JESUITS.GEORGETOWN.EDU Fr. Bodnar remained active in the community even after retirement.
Fr. Bodnar remained active in the community even after retirement.

Fr. Edward Bodnar, S.J., a retired classics professor, died Tuesday morning at the age of 91.

A graduate of Gonzaga and Princeton Universities, Bodnar was ordained in 1952. He taught in the classics department at Georgetown from 1967 until his retirement in 1991.

Bodnar served as a mentor for many students and faculty members and kept in touch with students, some who graduated more than 30 years ago, according to Catherine Keesling, an associate professor of classics.

“The thing that students took away from learning with Ed … was a long-term friend,” she said.

Bodnar officiated at the marriages of several former students and baptized the children of members of the university community, including Keesling’s.

According to Fr. Charles Gonzalez, S.J.,(CAS ’56), a lecturer in the theology department and the rector of the university from 1988 to 1994, Bodnar was a fixture in the Jesuit community. “As a spiritual guide, he was direct and compassionate, speaking with a conviction learned over years of deep companionship with the Lord,” he said.

Bodnar remained a presence within the classics department and the Catholic community after his retirement and could be seen frequently strolling through campus with his signature Walkman.

“I remember seeing him at Mass and being very impressed that he was still actively saying Mass and participating in the community.

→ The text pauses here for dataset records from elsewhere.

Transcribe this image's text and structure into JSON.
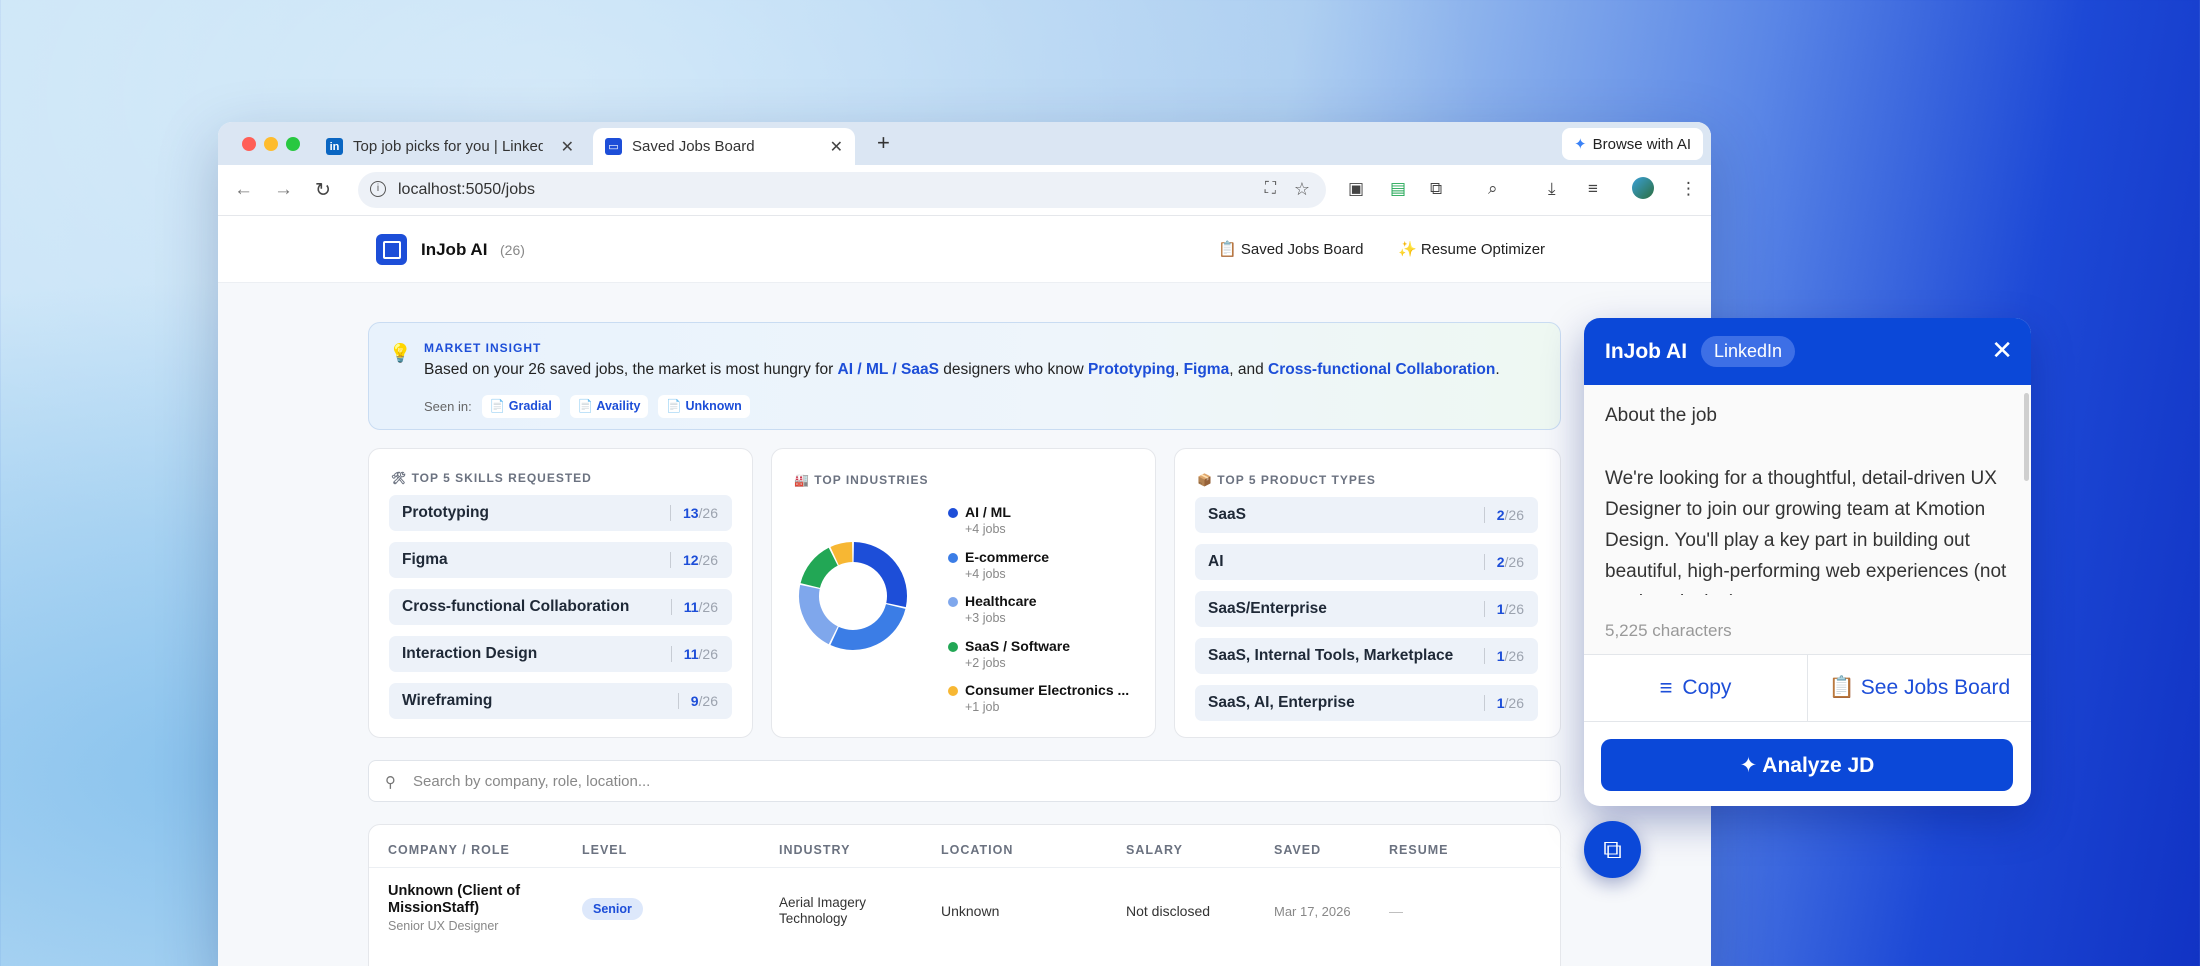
{
  "browser": {
    "tabs": [
      {
        "label": "Top job picks for you | LinkedIn",
        "favicon": "linkedin-icon"
      },
      {
        "label": "Saved Jobs Board",
        "favicon": "app-icon"
      }
    ],
    "new_tab": "+",
    "browse_ai_label": "Browse with AI",
    "url": "localhost:5050/jobs"
  },
  "app": {
    "brand": "InJob AI",
    "count": "(26)",
    "nav": [
      {
        "icon": "📋",
        "label": "Saved Jobs Board"
      },
      {
        "icon": "✨",
        "label": "Resume Optimizer"
      }
    ]
  },
  "insight": {
    "kicker": "MARKET INSIGHT",
    "text_1": "Based on your 26 saved jobs, the market is most hungry for ",
    "industry": "AI / ML / SaaS",
    "text_2": " designers who know ",
    "skill_1": "Prototyping",
    "sep_1": ", ",
    "skill_2": "Figma",
    "sep_2": ", and ",
    "skill_3": "Cross-functional Collaboration",
    "end": ".",
    "seen_label": "Seen in:",
    "seen_chips": [
      "Gradial",
      "Availity",
      "Unknown"
    ]
  },
  "skills": {
    "title": "🛠 TOP 5 SKILLS REQUESTED",
    "total": "/26",
    "rows": [
      {
        "label": "Prototyping",
        "count": "13"
      },
      {
        "label": "Figma",
        "count": "12"
      },
      {
        "label": "Cross-functional Collaboration",
        "count": "11"
      },
      {
        "label": "Interaction Design",
        "count": "11"
      },
      {
        "label": "Wireframing",
        "count": "9"
      }
    ]
  },
  "industries": {
    "title": "🏭 TOP INDUSTRIES",
    "items": [
      {
        "label": "AI / ML",
        "sub": "+4 jobs",
        "color": "#1d4ed8",
        "value": 4
      },
      {
        "label": "E-commerce",
        "sub": "+4 jobs",
        "color": "#3b7de6",
        "value": 4
      },
      {
        "label": "Healthcare",
        "sub": "+3 jobs",
        "color": "#7fa7ec",
        "value": 3
      },
      {
        "label": "SaaS / Software",
        "sub": "+2 jobs",
        "color": "#22a755",
        "value": 2
      },
      {
        "label": "Consumer Electronics ...",
        "sub": "+1 job",
        "color": "#f7b733",
        "value": 1
      }
    ]
  },
  "products": {
    "title": "📦 TOP 5 PRODUCT TYPES",
    "total": "/26",
    "rows": [
      {
        "label": "SaaS",
        "count": "2"
      },
      {
        "label": "AI",
        "count": "2"
      },
      {
        "label": "SaaS/Enterprise",
        "count": "1"
      },
      {
        "label": "SaaS, Internal Tools, Marketplace",
        "count": "1"
      },
      {
        "label": "SaaS, AI, Enterprise",
        "count": "1"
      }
    ]
  },
  "search": {
    "placeholder": "Search by company, role, location..."
  },
  "table": {
    "headers": [
      "COMPANY / ROLE",
      "LEVEL",
      "INDUSTRY",
      "LOCATION",
      "SALARY",
      "SAVED",
      "RESUME"
    ],
    "rows": [
      {
        "company": "Unknown (Client of MissionStaff)",
        "role": "Senior UX Designer",
        "level": "Senior",
        "industry": "Aerial Imagery Technology",
        "location": "Unknown",
        "salary": "Not disclosed",
        "saved": "Mar 17, 2026",
        "resume": "—"
      }
    ]
  },
  "panel": {
    "title": "InJob AI",
    "source": "LinkedIn",
    "heading": "About the job",
    "body": "We're looking for a thoughtful, detail-driven UX Designer to join our growing team at Kmotion Design. You'll play a key part in building out beautiful, high-performing web experiences (not product design).",
    "chars": "5,225 characters",
    "copy_label": "Copy",
    "board_label": "📋 See Jobs Board",
    "analyze_label": "✦ Analyze JD"
  }
}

You could tell he still really cared about students and the community,” Adrienne Lane (SFS ’14) said.

Bodnar played an integral role in the development of the classics program at Georgetown,  according to Keesling.

“For years, he was the classics department,” she said.

Bodnar’s work focused on the writings of Cyriac of Ancona, a 15th-century Italian merchant, and the study of Renaissance travel in Greece, a subject that has become increasingly popular among classics scholars in recent years, according to Keesling.

“It was nice that he lived to see lots of people get suddenly interested in this subject that was his life’s work,” Keesling said.

According to Provost James O’Donnell, Bodnar also impacted members of the university outside of the classics department and Catholic chaplaincy.

“Priest, scholar and Hoya, his gentle way, his keen intellect and that distinctive twinkle will be remembered by many, including a provost for whom he has been his ‘oldest’ Georgetown friend, dating from our meeting in Woodrow Wilson’s living room 35 years ago,” O’Donnell wrote in an email announcing Bodnar’s death to the university community Tuesday evening.

Each year, the classics department holds the Bodnar Lecture featuring a renowned classics scholar. The annual event will be continued posthumously in Bodnar’s honor and is scheduled for March 26, 2012.

A wake will be held for Bodnar today from 3 to 5 p.m. and from 7 to 9 p.m in Wolfington Hall, and his funeral will be held Saturday at 10 a.m. in Dahlgren Chapel. Bodnar will be buried in the Jesuit cemetery on campus.